3 · Check the `up` metric FIRST — the health signal Prometheus generates for free
# For every target it scrapes, Prometheus records a synthetic metric `up`:
# up == 1 -> the scrape succeeded (the target answered on /metrics)
# up == 0 -> the target was unreachable / the scrape failed
# You don't instrument anything to get it — Prometheus writes it per target, per scrape.
# In our setup, querying `up` returns one sample per target:
up{job="node", instance="node-exporter:9100"} => 1 # scrape landing
up{job="prometheus", instance="localhost:9090"} => 1 # scrape landing
up{job="down-demo", instance="localhost:9999"} => 0 # nothing answering there
# up{job=node}=1 and up{job=prometheus}=1 -> those scrapes succeed.
# up{job=down-demo}=0 -> nothing is listening on localhost:9999, so the scrape fails.
# When something looks broken, `up == 0` is where you start.
4 · How to query it — PromQL, or the HTTP query API
# a) PromQL (in the Prometheus expression browser or Grafana): just type the metric name.
up # every target's health, one series each
up == 0 # filter to only the DOWN targets
sum by (job)(up) # health rolled up per job
count(up) # how many targets exist => 3
# b) The instant-query HTTP API (scripts, curl, health checks):
curl -s 'http://localhost:9090/api/v1/query?query=up'
curl -s 'http://localhost:9090/api/v1/query' --data-urlencode 'query=up==0'
# Each returned sample is a metric name + labels + value, e.g.
# {__name__="up", job="down-demo", instance="localhost:9999"} => 0
# That name-plus-labels shape IS the multidimensional model PromQL slices on — the same
# `up` name fans into one series per (job, instance).
Notes:
- `up` is SYNTHETIC: Prometheus generates it about the scrape itself, not something the
target exports. You will never find `up` in a target's own /metrics text.

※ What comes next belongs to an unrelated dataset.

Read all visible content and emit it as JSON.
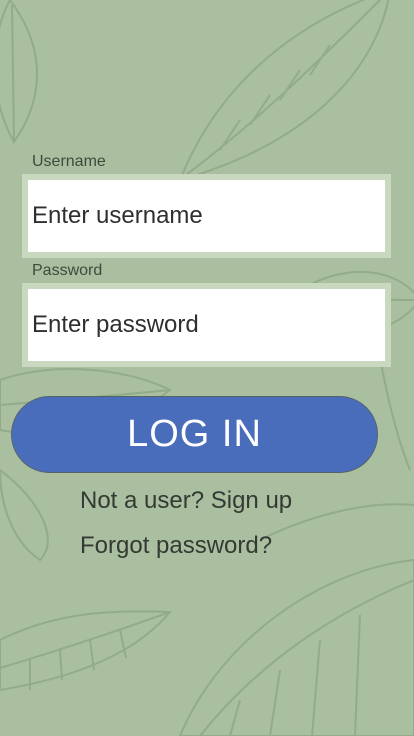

- A metric is name + labels. Changing any label value (a new instance, a new job) makes a
NEW time series. That is what lets you slice, but it is also how "cardinality" explodes.

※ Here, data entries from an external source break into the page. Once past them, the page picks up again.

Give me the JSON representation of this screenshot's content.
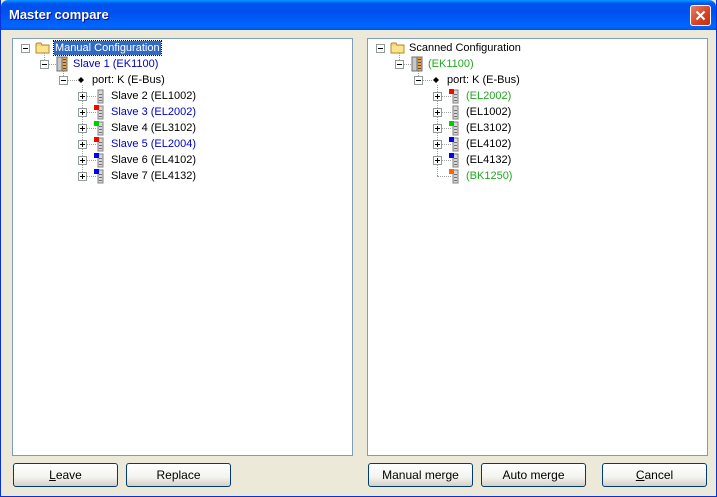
{
  "window": {
    "title": "Master compare"
  },
  "colors": {
    "blue_text": "#0000c8",
    "green_text": "#21a821",
    "black_text": "#000000"
  },
  "left_tree": [
    {
      "label": "Manual Configuration",
      "level": 0,
      "icon": "folder-icon",
      "expander": "minus",
      "color": "black",
      "selected": true
    },
    {
      "label": "Slave 1 (EK1100)",
      "level": 1,
      "icon": "coupler-icon",
      "expander": "minus",
      "color": "blue"
    },
    {
      "label": "port: K (E-Bus)",
      "level": 2,
      "icon": "port-icon",
      "expander": "minus",
      "color": "black"
    },
    {
      "label": "Slave 2 (EL1002)",
      "level": 3,
      "icon": "terminal-gray-icon",
      "expander": "plus",
      "color": "black"
    },
    {
      "label": "Slave 3 (EL2002)",
      "level": 3,
      "icon": "terminal-red-icon",
      "expander": "plus",
      "color": "blue"
    },
    {
      "label": "Slave 4 (EL3102)",
      "level": 3,
      "icon": "terminal-green-icon",
      "expander": "plus",
      "color": "black"
    },
    {
      "label": "Slave 5 (EL2004)",
      "level": 3,
      "icon": "terminal-red-icon",
      "expander": "plus",
      "color": "blue"
    },
    {
      "label": "Slave 6 (EL4102)",
      "level": 3,
      "icon": "terminal-blue-icon",
      "expander": "plus",
      "color": "black"
    },
    {
      "label": "Slave 7 (EL4132)",
      "level": 3,
      "icon": "terminal-blue-icon",
      "expander": "plus",
      "color": "black"
    }
  ],
  "right_tree": [
    {
      "label": "Scanned Configuration",
      "level": 0,
      "icon": "folder-icon",
      "expander": "minus",
      "color": "black"
    },
    {
      "label": "(EK1100)",
      "level": 1,
      "icon": "coupler-icon",
      "expander": "minus",
      "color": "green"
    },
    {
      "label": "port: K (E-Bus)",
      "level": 2,
      "icon": "port-icon",
      "expander": "minus",
      "color": "black"
    },
    {
      "label": "(EL2002)",
      "level": 3,
      "icon": "terminal-red-icon",
      "expander": "plus",
      "color": "green"
    },
    {
      "label": "(EL1002)",
      "level": 3,
      "icon": "terminal-gray-icon",
      "expander": "plus",
      "color": "black"
    },
    {
      "label": "(EL3102)",
      "level": 3,
      "icon": "terminal-green-icon",
      "expander": "plus",
      "color": "black"
    },
    {
      "label": "(EL4102)",
      "level": 3,
      "icon": "terminal-blue-icon",
      "expander": "plus",
      "color": "black"
    },
    {
      "label": "(EL4132)",
      "level": 3,
      "icon": "terminal-blue-icon",
      "expander": "plus",
      "color": "black"
    },
    {
      "label": "(BK1250)",
      "level": 3,
      "icon": "terminal-orange-icon",
      "expander": "none",
      "color": "green"
    }
  ],
  "buttons": {
    "leave": {
      "label": "Leave",
      "underline": "L"
    },
    "replace": {
      "label": "Replace"
    },
    "manual_merge": {
      "label": "Manual merge"
    },
    "auto_merge": {
      "label": "Auto merge"
    },
    "cancel": {
      "label": "Cancel",
      "underline": "C"
    }
  }
}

- Metrics answer THAT/how-much cheaply; they cannot tell you the exact request that failed —
that is a job for logs (and traces for the cross-service path). Don't reach for logs to do
a job metrics do better (rates/alerts), or metrics to do a job logs do (per-event detail).
Gotchas:
- up == 1 means the scrape SUCCEEDED, not that the app is healthy — it only proves /metrics
answered. An app can be broken while still serving its metrics endpoint (200 OK).
- up == 0 is a scrape failure: wrong port, target down, firewall, or /metrics not exposed.
Here it is job=down-demo on localhost:9999 — nothing is listening on that port.
- PULL means Prometheus must be able to REACH the target's /metrics over the network. A
target behind a NAT/firewall that Prometheus can't dial will read up=0 no matter how
healthy the process is — this is the classic pull-model failure mode.
- Don't confuse "no data" with up=0. If a target isn't in the scrape config at all, there is
no `up` series for it — check the config, not just the value.
Verify:
# 1) Ask Prometheus which scrapes are landing (expect node=1, prometheus=1, down-demo=0):
curl -s 'http://localhost:9090/api/v1/query?query=up'
# 2) Or in the expression browser, type: up then: up == 0
# -> up == 0 should return exactly the down-demo target (localhost:9999).
# 3) Confirm the pull contract by hitting a target's endpoint yourself:
curl -s http://node-exporter:9100/metrics | head
# -> plain-text metric lines; that's what Prometheus scrapes each interval.